I can't believe I'm going to say this, but I'm oddly looking forward to weighing on Friday.  I feel good about my progress and hopefully the scales will be in agreement.  I'll let you know how it turns out!

Friday, July 30, 2010

Weigh-In

Well, today was "weigh day."  I hate stepping on the scales.  In fact, on my last visit to the doctor I wanted to ask the nurse to let me stand on the scales backwards and to not tell me what it said!  My fear is that one day my doctor's office will have scales that actually say your weight out loud.  Why in the name of all that is holy would someone invent that?

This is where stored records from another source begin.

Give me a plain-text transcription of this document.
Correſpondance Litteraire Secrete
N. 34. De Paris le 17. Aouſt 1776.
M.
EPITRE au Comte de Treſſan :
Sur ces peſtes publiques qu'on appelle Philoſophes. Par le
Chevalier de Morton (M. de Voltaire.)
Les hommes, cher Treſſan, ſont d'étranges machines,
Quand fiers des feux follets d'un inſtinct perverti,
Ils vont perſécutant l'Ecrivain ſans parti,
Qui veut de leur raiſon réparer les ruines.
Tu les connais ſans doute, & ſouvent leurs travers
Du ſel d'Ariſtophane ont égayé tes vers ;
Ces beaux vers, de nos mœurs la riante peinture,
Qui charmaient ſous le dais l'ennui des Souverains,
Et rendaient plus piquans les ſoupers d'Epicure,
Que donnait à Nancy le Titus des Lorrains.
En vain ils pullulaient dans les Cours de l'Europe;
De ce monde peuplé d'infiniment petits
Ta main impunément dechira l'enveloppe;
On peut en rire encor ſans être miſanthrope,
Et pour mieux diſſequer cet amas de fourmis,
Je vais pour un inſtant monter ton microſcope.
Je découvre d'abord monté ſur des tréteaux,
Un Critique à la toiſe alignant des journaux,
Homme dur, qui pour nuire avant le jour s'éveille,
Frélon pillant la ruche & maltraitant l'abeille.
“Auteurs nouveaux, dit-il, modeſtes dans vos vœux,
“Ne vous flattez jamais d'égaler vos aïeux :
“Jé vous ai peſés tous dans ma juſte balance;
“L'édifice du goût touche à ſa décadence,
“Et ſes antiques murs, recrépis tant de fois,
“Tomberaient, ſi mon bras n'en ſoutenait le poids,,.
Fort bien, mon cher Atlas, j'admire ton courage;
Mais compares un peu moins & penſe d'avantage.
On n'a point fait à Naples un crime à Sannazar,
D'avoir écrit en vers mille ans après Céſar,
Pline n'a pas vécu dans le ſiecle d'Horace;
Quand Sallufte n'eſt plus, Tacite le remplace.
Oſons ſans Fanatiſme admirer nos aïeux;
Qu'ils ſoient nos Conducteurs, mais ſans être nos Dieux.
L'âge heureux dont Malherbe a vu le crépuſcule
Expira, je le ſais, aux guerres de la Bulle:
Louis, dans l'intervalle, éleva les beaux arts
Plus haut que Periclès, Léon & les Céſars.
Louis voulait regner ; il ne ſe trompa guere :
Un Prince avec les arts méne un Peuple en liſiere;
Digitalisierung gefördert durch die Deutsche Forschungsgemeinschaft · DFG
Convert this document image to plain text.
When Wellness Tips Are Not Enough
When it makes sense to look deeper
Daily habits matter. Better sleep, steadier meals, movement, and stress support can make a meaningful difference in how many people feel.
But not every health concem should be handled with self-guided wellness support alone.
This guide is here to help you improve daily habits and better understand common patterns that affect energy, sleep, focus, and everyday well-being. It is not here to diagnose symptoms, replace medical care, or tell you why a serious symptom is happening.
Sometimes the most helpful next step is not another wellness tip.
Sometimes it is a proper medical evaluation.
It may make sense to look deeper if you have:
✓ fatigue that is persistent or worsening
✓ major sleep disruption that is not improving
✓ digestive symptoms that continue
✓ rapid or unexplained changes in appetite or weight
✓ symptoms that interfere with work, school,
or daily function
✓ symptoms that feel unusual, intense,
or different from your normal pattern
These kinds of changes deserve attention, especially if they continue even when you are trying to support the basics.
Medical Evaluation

Today was not so bad.  I have lost 3.5 pounds this week.  Yea! Yippee! Praise the Lord!  I feel successful for the first time in a long time.  I know I still have a ways to go, but it feels good to know that I have made the first step.

This week has not been without it's challenges.  Yesterday I wanted to throw in the towel.  I was tempted by fun size Twix bars.  Chocolate is a weakness for me.  I ate one and then the rest of the evening they were calling out to me..."just one more, nobody has to know."  But, I told you all that I was going to be brutally honest, so the other voice inside my head (there are many LOL) that kept saying..."you will regret it, don't give in, you know once you start you won't stop (this voice knows me so well)," won in the end.

I find that with every little slip I become a little weaker.  On the other hand, with every little success I become stronger.  So, I will continue to build on these little successes until I am standing on top of this mountain in front of me.

The next challenge, that I know I must face, is exercise.  I know I need to do it, but I absolutely despise it.  It doesn't help that it is so blazing hot outside.  I have to find something that I can do physically, I have a very old back (degenerative joint and disc disease, bulging discs, bone spurs, blah, blah, blah...you get the point).  I also want to find something that I will stick to.  That will be the hardest part, because like I said this has to be a life change.  It can't be temporary.

Wednesday, July 28, 2010

Beginning Again

I wish I knew how much weight I have lost in my lifetime.  I'm sure I can't even fathom the number and it would probably only depress me.

I have struggled with my weight since I was about 12 years old.  It has been a constant roller coaster ride.  I lost 70 pounds in high school and managed to keep it off for a few years.  I was at a pretty decent weight when I met my husband and got married.  I even managed to lose weight after I had my son.

It was when my son was two years old that I suddenly started to gain weight uncontrollably and seemingly overnight.  I gained 30 pounds very quickly and I felt like I was going to die.  I went to my doctor and discovered that I had hypothyroidism.

Long story short, I have been on medication ever since.  The medication took away most of the symptoms I had, but it has not taken away the excess weight.  In fact, the battle of the bulge just got much more difficult.  Over the past two years I have lost 50 pounds and gained 20.

That said, I am beginning the journey again.  This week I have started counting calories.  I hate dieting.  I know that true success cannot be obtained through diet.  It has to be a complete change of life.  I have to change my habits and my way of thinking.

I'm inviting you to join me on this journey.  I have 90 pounds to lose.  I will be keeping track of my progress here on my blog.  I intend to be honest.  It will be brutal I'm sure.  I have never been open about my weight.  I mean, it's obvious that I'm overweight.  One only has to look at me to know that.  But, I have never been open and honest about the amount of weight I need to lose and the demons I fight to be obedient to a healthy lifestyle.

So, get ready!  There will be laughter, tears, anger, pain, joy and ultimately success!  I'm determined to change my life. Cheerleaders are welcome to leave comments.  Haters, please stay away.